Dag Hammarskjöld war ein Weltbürger, Politiker und hochsensibler Intellektueller. Er führte ein intensives geistliches Leben, was erst 1963 nach der Veröffentlichung seiner Tagebuchaufzeichnungen bekannt wurde. Schon als junger Mann hatte er aus innerer Überzeugung eine Lebensentscheidung getroffen, aus der er in gesellschaftlicher und politischer Verantwortung seinen Dienst wahrnahm. Er sah sich persönlich in der Pflicht; aus seinem inneren Ja schöpfte er Kraft und Entschlossenheit. Sein Leben ist Zeugnis glaubwürdigen Menschseins – in Erfolgen und Momenten der Freude, aber ebenso in bitteren Stunden und Anfeindungen.

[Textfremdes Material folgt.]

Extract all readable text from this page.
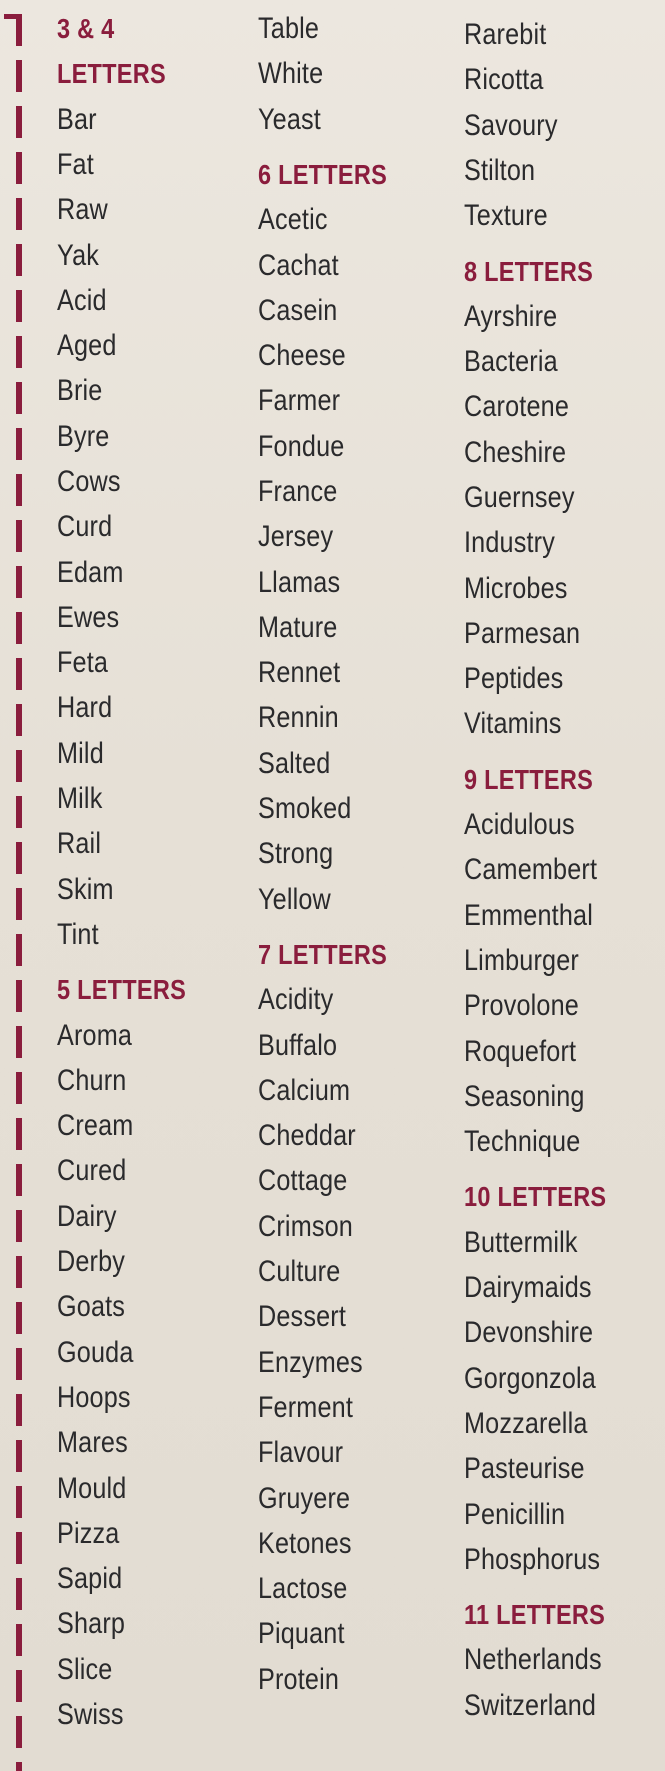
3 & 4
LETTERS
Bar
Fat
Raw
Yak
Acid
Aged
Brie
Byre
Cows
Curd
Edam
Ewes
Feta
Hard
Mild
Milk
Rail
Skim
Tint
5 LETTERS
Aroma
Churn
Cream
Cured
Dairy
Derby
Goats
Gouda
Hoops
Mares
Mould
Pizza
Sapid
Sharp
Slice
Swiss
Table
White
Yeast
6 LETTERS
Acetic
Cachat
Casein
Cheese
Farmer
Fondue
France
Jersey
Llamas
Mature
Rennet
Rennin
Salted
Smoked
Strong
Yellow
7 LETTERS
Acidity
Buffalo
Calcium
Cheddar
Cottage
Crimson
Culture
Dessert
Enzymes
Ferment
Flavour
Gruyere
Ketones
Lactose
Piquant
Protein
Rarebit
Ricotta
Savoury
Stilton
Texture
8 LETTERS
Ayrshire
Bacteria
Carotene
Cheshire
Guernsey
Industry
Microbes
Parmesan
Peptides
Vitamins
9 LETTERS
Acidulous
Camembert
Emmenthal
Limburger
Provolone
Roquefort
Seasoning
Technique
10 LETTERS
Buttermilk
Dairymaids
Devonshire
Gorgonzola
Mozzarella
Pasteurise
Penicillin
Phosphorus
11 LETTERS
Netherlands
Switzerland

Sein Wirken ist gekennzeichnet von einer anspruchsvollen Ethik des Dienens, die bereits in seiner Erziehung im Elternhaus grundgelegt war. Mit den Jahren festigte er seine Überzeugungen durch Einsichten aus vielen Erfahrungen, durch Begegnungen mit geistig führenden Persönlichkeiten seiner Zeit und nicht zuletzt durch gezielte Auswahl seiner Lektüre, Reflexion und Gebet. So vermochte er sich den vielfältigen Herausforderungen zu stellen, die er als Mensch und Politiker zu bewältigen hatte.
Als Generalsekretär der Vereinten Nationen gewann er weltweit hohes Ansehen, das auch der Weltorganisation zugutekam, für die er achteinhalb Jahre tätig sein konnte. Eines seiner großen Verdienste besteht darin, dass er diesem Amt klare Konturen gab, indem er es persönlich ausgestaltete und etablierte. Dabei hat er Maßstäbe gesetzt: Einer seiner Nachfolger, der ghanaische Friedensnobelpreisträger Kofi Annan, würdigte ihn in einer Gedenkrede zum 40. Todestag als jemanden, der wie kein anderer die Erwartungen an die Rolle des Generalsekretärs und seiner Organisation geprägt habe. Im Blick auf die Bewältigung von Krisen und Konflikten könne es für einen Generalsekretär der Vereinten Nationen keine bessere Methode geben, als sich zu fragen: „Wie hätte Hammarskjöld gehandelt?“
Als Friedensvermittler und Krisenmanager setzte sich Hammarskjöld mit allen Kräften ein; die Menschheit hat es auch ihm zu verdanken, dass es nicht zu einem Dritten Weltkrieg kam. Dabei kannte er auch herbe Enttäuschungen, Verleumdungen, tiefe innere Verletzungen und eine lange dauernde persönliche Einsamkeit. Die schmerzlichen Erfahrungen behielt er zeitlebens für sich, er rang damit allein und hielt den Herausforderungen stand, blieb darin bis am Ende immer ein Fragender.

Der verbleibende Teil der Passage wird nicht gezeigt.